When Torgrim rounded the next bend, he let himself slide to a stop. He rested a moment, leaning on his ski-pole, studying the way ahead. The trail swooped down one long hillside and up the next, gleaming pale blue under the winter sky. Evening shadows lurked under the snow-laden spruces that hugged the path.

"Time to start looking for a place to stay the night," he said into the silence, his words wafting in clouds. He pushed off and sailed down the slope, his speed carrying him a good way up the next hillside.

No sign of any dwelling. No one on the trail to ask for directions to shelter. No sound but his skis whisking the snow, and his own labored breathing as he labored up the empty slope.

Suddenly, out of the blue, sleigh bells sounded right behind him, and the clopping of hooves. Torgrim whirled.

A one-horse sleigh pulled up. "Want a quick ride home?" asked the driver.

"Ah, no," Torgrim answered. "I have such a long way home it can't be done in one evening.*"

The stranger patted the seat beside him. "Come on. I'll take you."

A thief, luring victims to their doom? Torgrim backed off a step, thinking of his dagger, tucked away in his backpack. "You have no idea how far it is to my home.* I live way up in Gudbrandsdal.*"

"I know where you live,*" said the fellow, "but you have no idea I'm your neighbor,* do you, Torgrim?"

Torgrim searched the man's face, still not recognizing him, but a thief wouldn't know his name.

"Take a seat now, and I'll have you home before your wife Anne brings the evening porridge to the table.*"

The fellow even knew his wife! Must be safe enough to trust this man. He stepped onto the back runners.

"No!" said the stranger. "Come sit up here on the seat.* Back there, you can't hang on well enough, how fast my horse runs.*"

"It would be a marvel if he runs as fast as my fine trotter I sold today in Kongsberg.*" Torgrim settled in.

"Ja, Bronen runs fast indeed.*"

The horse took off like an arrow. The wind howled and whistled in Torgrim's ears, and he fell back, clinging to the side of the sleigh. Everything blurred with speed. What was that flashing past? Treetops? Was the sleigh flying through the air?!

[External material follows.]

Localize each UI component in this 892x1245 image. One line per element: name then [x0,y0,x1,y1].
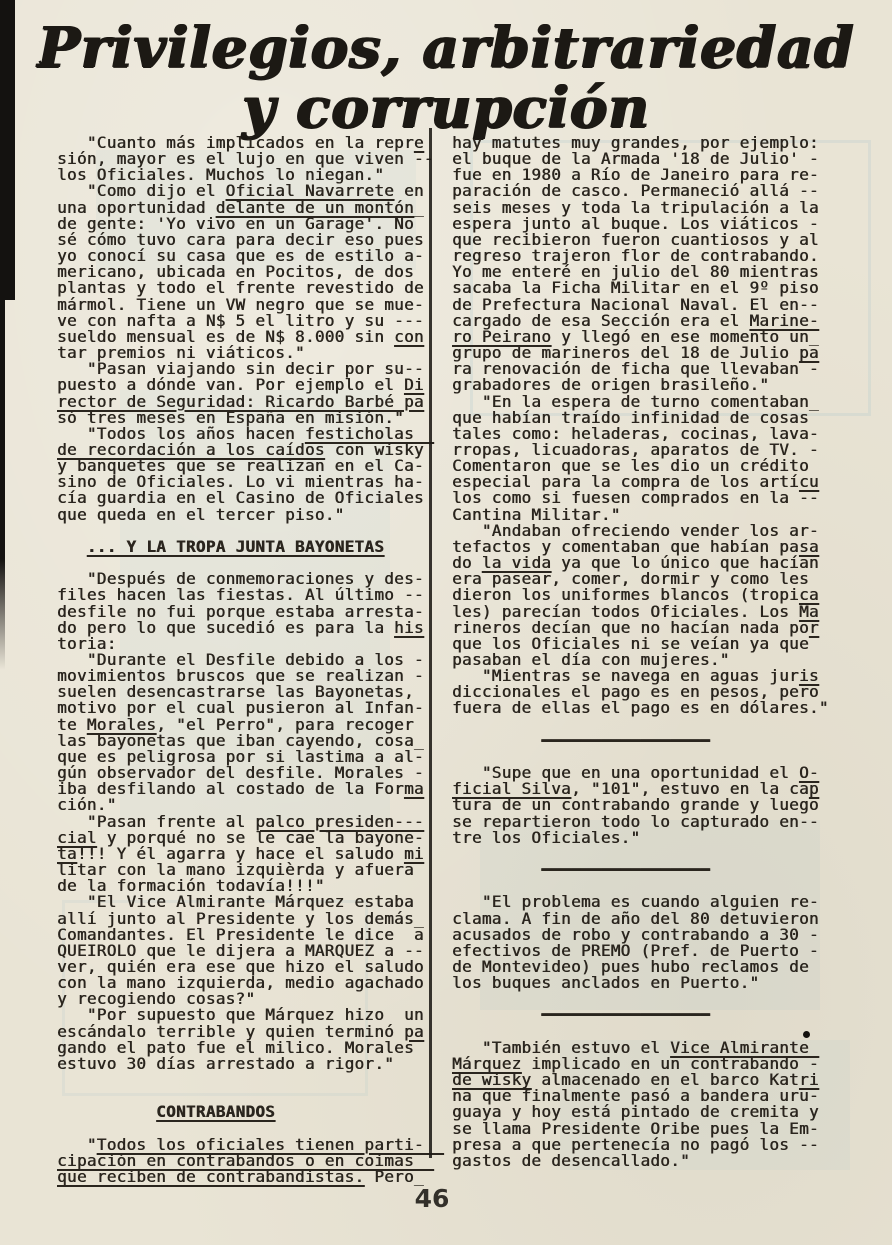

The horse slowed to a stop. Torgrim sat up, shaking, and looked around. The farmyard in front of his own house, could it be true? He leaped down, darted to the window, and looked inside.

There stood Anne by the hearth, stirring porridge.

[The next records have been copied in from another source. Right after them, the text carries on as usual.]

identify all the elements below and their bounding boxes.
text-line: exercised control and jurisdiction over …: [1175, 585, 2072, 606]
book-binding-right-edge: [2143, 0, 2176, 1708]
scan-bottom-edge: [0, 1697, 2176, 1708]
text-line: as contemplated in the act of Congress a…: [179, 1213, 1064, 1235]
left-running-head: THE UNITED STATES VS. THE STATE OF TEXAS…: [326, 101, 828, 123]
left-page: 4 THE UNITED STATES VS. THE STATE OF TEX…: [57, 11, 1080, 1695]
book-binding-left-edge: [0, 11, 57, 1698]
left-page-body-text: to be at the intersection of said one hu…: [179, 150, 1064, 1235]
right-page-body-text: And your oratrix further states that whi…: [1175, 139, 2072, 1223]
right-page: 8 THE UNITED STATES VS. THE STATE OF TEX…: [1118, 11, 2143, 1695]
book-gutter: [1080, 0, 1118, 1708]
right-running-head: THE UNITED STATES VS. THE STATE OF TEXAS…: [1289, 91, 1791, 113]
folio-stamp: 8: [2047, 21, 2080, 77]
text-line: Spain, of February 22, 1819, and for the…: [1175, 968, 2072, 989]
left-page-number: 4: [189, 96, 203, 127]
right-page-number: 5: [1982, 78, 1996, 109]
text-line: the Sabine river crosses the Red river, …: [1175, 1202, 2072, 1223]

Still marveling, Torgrim turned to the sleigh. "Come in for supper!" he blurted without giving it any thought. "The least I can do in return."

"I shall take nothing in payment for the transport,*" the sleigh-driver said. "But promise me one thing.* Move your stable, for each time the horses piss, it drips down on my table.*"

A tusse-man, Torgrim realized, who must be living in the haunted mound behind the cowbarn. "Wh-where should I put the stable?"

The fellow pointed to a different site. "It won't be any trouble for you, moving the stables.* Just take the horses out tomorrow night, and all their tack.*"

"Th-thousand thanks for the swift passage, and my blessing upon you!" Torgrim said.

The tusse-man nodded, then vanished, horse, sleigh and all.

The next day Torgrim emptied and cleaned the stables.

The following morning, the stables stood upon the new site, rebuilt in the dark of the night by tusse-magic.